Watch the Illustrator story unfold, from its beginning as Adobe’s first software product, to its role in the digital publishing revolution, to becoming an essential tool for designers worldwide. Interviews include cofounder John Warnock, his wife Marva, artists and designers Ron Chan, Bert Monroy, Dylan Roscover and Jessica Hische.

App Disillusionment

Lukas Mathis:

I’m also not saying that Apple’s tight control doesn’t have advantages for Apple, and for its users. It’s great that people can feel safe downloading things from the App Store. But feeling safe only goes so far when every visit to the App Store makes you feel depressed because the store is overflowing with useless, unsupported crap that crowds out all of the good apps, and when many apps that you download turn out to be manipulative Skinner boxes intent on turning you into one of the unfortunate whales who spend vast amounts of money on pointless in-app purchases.

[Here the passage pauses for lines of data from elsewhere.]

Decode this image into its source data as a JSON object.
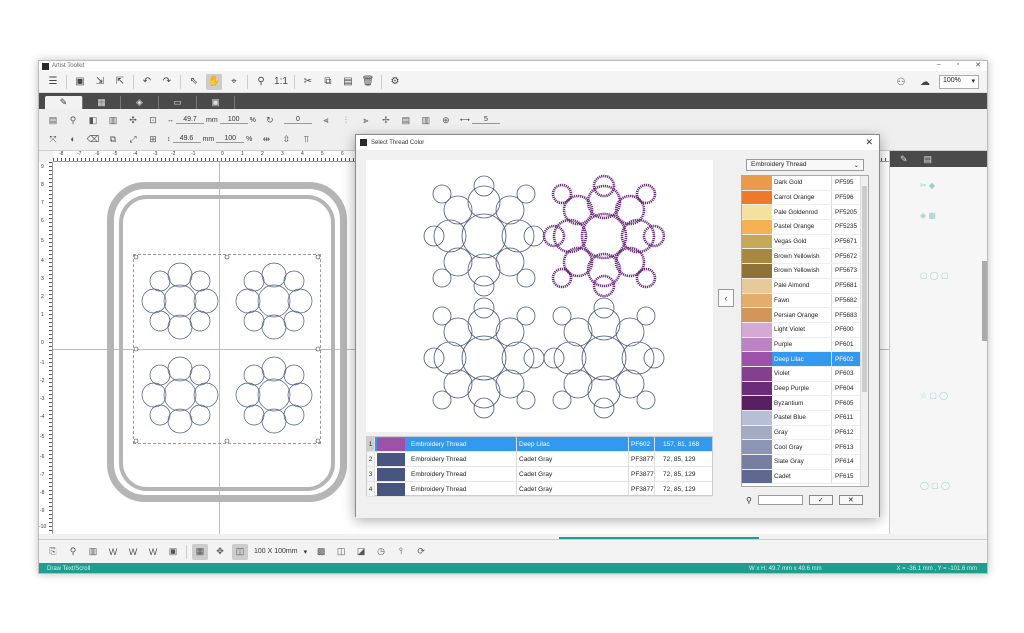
{
  "app": {
    "title": "Artist Toolkit",
    "window_controls": [
      "–",
      "▫",
      "✕"
    ]
  },
  "toolbar": {
    "zoom": "100%"
  },
  "fields": {
    "width": "49.7",
    "width_unit": "mm",
    "width_pct": "100",
    "height": "49.6",
    "height_unit": "mm",
    "height_pct": "100",
    "rotation": "0",
    "repeat": "5"
  },
  "ruler": {
    "h_labels": [
      "-8",
      "-7",
      "-6",
      "-5",
      "-4",
      "-3",
      "-2",
      "-1",
      "0",
      "1",
      "2",
      "3",
      "4",
      "5",
      "6"
    ],
    "v_labels": [
      "9",
      "8",
      "7",
      "6",
      "5",
      "4",
      "3",
      "2",
      "1",
      "0",
      "-1",
      "-2",
      "-3",
      "-4",
      "-5",
      "-6",
      "-7",
      "-8",
      "-9",
      "-10"
    ]
  },
  "bottom": {
    "hoop": "100 X 100mm"
  },
  "status": {
    "left": "Draw Text/Scroll",
    "mid": "W x H: 49.7 mm x 49.6 mm",
    "right": "X = -36.1 mm ,  Y = -101.6 mm"
  },
  "dialog": {
    "title": "Select Thread Color",
    "brand": "Embroidery Thread",
    "rows": [
      {
        "n": "1",
        "brand": "Embroidery Thread",
        "name": "Deep Lilac",
        "code": "PF602",
        "rgb": "157, 81, 168",
        "color": "#9d51a8"
      },
      {
        "n": "2",
        "brand": "Embroidery Thread",
        "name": "Cadet Gray",
        "code": "PF3877",
        "rgb": "72, 85, 129",
        "color": "#485581"
      },
      {
        "n": "3",
        "brand": "Embroidery Thread",
        "name": "Cadet Gray",
        "code": "PF3877",
        "rgb": "72, 85, 129",
        "color": "#485581"
      },
      {
        "n": "4",
        "brand": "Embroidery Thread",
        "name": "Cadet Gray",
        "code": "PF3877",
        "rgb": "72, 85, 129",
        "color": "#485581"
      }
    ],
    "threads": [
      {
        "name": "Dark Gold",
        "code": "PF595",
        "color": "#e99a4a"
      },
      {
        "name": "Carrot Orange",
        "code": "PF596",
        "color": "#ec7a2a"
      },
      {
        "name": "Pale Goldenrod",
        "code": "PF5205",
        "color": "#f3e1a1"
      },
      {
        "name": "Pastel Orange",
        "code": "PF5235",
        "color": "#f5b153"
      },
      {
        "name": "Vegas Gold",
        "code": "PF5671",
        "color": "#c6a859"
      },
      {
        "name": "Brown Yellowish",
        "code": "PF5672",
        "color": "#a88840"
      },
      {
        "name": "Brown Yellowish",
        "code": "PF5673",
        "color": "#8e7238"
      },
      {
        "name": "Pale Almond",
        "code": "PF5681",
        "color": "#e8c99a"
      },
      {
        "name": "Fawn",
        "code": "PF5682",
        "color": "#e4ad6c"
      },
      {
        "name": "Persian Orange",
        "code": "PF5683",
        "color": "#d2955a"
      },
      {
        "name": "Light Violet",
        "code": "PF600",
        "color": "#d5a9d6"
      },
      {
        "name": "Purple",
        "code": "PF601",
        "color": "#bb82c4"
      },
      {
        "name": "Deep Lilac",
        "code": "PF602",
        "color": "#9d51a8"
      },
      {
        "name": "Violet",
        "code": "PF603",
        "color": "#82408e"
      },
      {
        "name": "Deep Purple",
        "code": "PF604",
        "color": "#6c2c7a"
      },
      {
        "name": "Byzantium",
        "code": "PF605",
        "color": "#5a1f62"
      },
      {
        "name": "Pastel Blue",
        "code": "PF611",
        "color": "#b7bfd6"
      },
      {
        "name": "Gray",
        "code": "PF612",
        "color": "#a4acc4"
      },
      {
        "name": "Cool Gray",
        "code": "PF613",
        "color": "#8c95b3"
      },
      {
        "name": "Slate Gray",
        "code": "PF614",
        "color": "#767fa2"
      },
      {
        "name": "Cadet",
        "code": "PF615",
        "color": "#5f6890"
      }
    ],
    "ok": "✓",
    "cancel": "✕"
  }
}
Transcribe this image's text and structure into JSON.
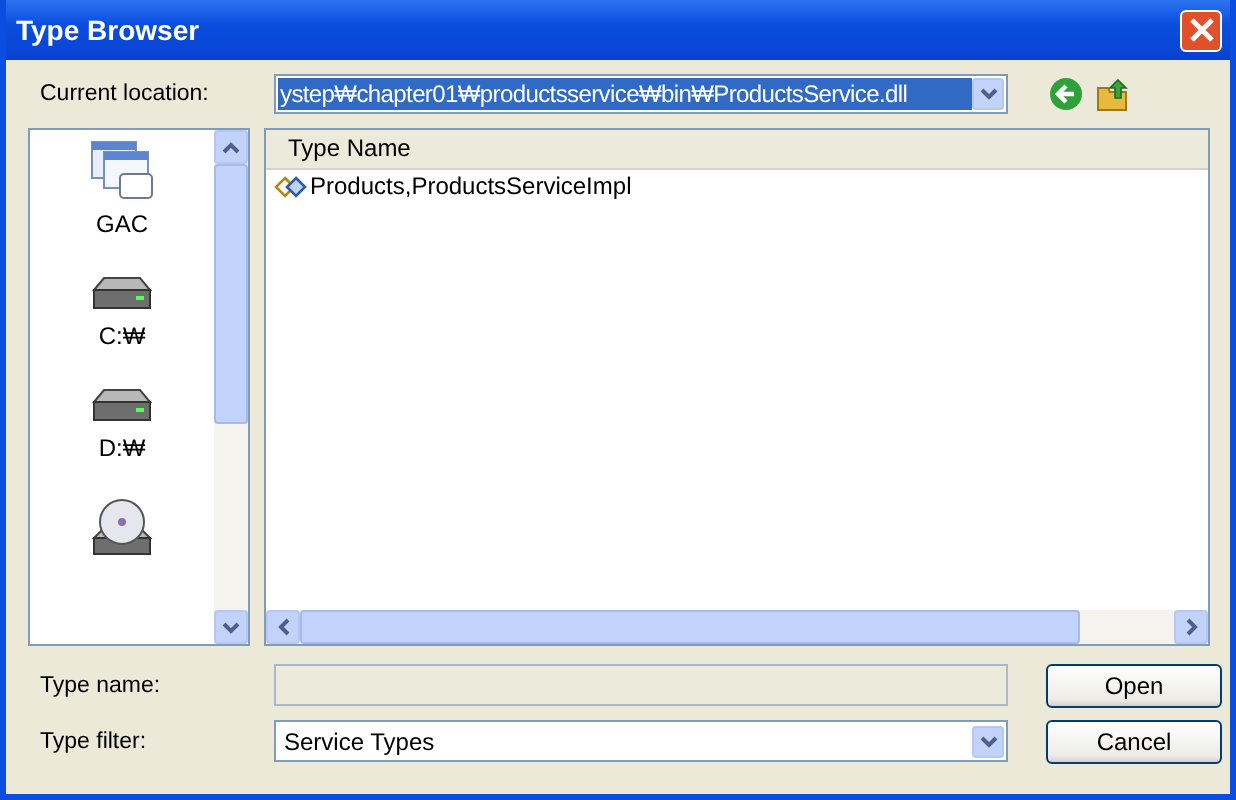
{
  "window": {
    "title": "Type Browser"
  },
  "location": {
    "label": "Current location:",
    "value": "ystep₩chapter01₩productsservice₩bin₩ProductsService.dll"
  },
  "places": [
    {
      "kind": "gac",
      "label": "GAC"
    },
    {
      "kind": "drive",
      "label": "C:₩"
    },
    {
      "kind": "drive",
      "label": "D:₩"
    },
    {
      "kind": "cdrom"
    }
  ],
  "table": {
    "columns": [
      "Type Name"
    ],
    "rows": [
      "Products,ProductsServiceImpl"
    ]
  },
  "type_name": {
    "label": "Type name:",
    "disabled": true
  },
  "type_filter": {
    "label": "Type filter:",
    "value": "Service Types"
  },
  "buttons": [
    "Open",
    "Cancel"
  ]
}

If design is how it works, then rules that restrict what you can do with a device are part of its design. The App Store review guidelines, and the often inexplicable rules that reviewers actually use when deciding who’s in and who’s out, are just as much part of the design of the iPhone as its chamfered edges. If you restrict what your device can do in a way that directly or indirectly prevents your users from using the device in a way that would be desirable to them, your design has failed these users.

Apple’s rules have created a situation where fear of rejection pushes developers away from the platform, or, if they do support it, incentivizes them to release apps that are unlikely to be rejected, do not require large investments of time so that the loss is small if they are rejected, and can compete in a market that is overwhelmed by manipulative crap.

[…]

Commoditizing apps and tightly controlling the market for apps on iPhones benefits Apple, and many of its users, in the short run. But in the long run, an unhealthy software ecosystem can’t be good for Apple, for its users, or for the developers who write apps for Apple’s platforms.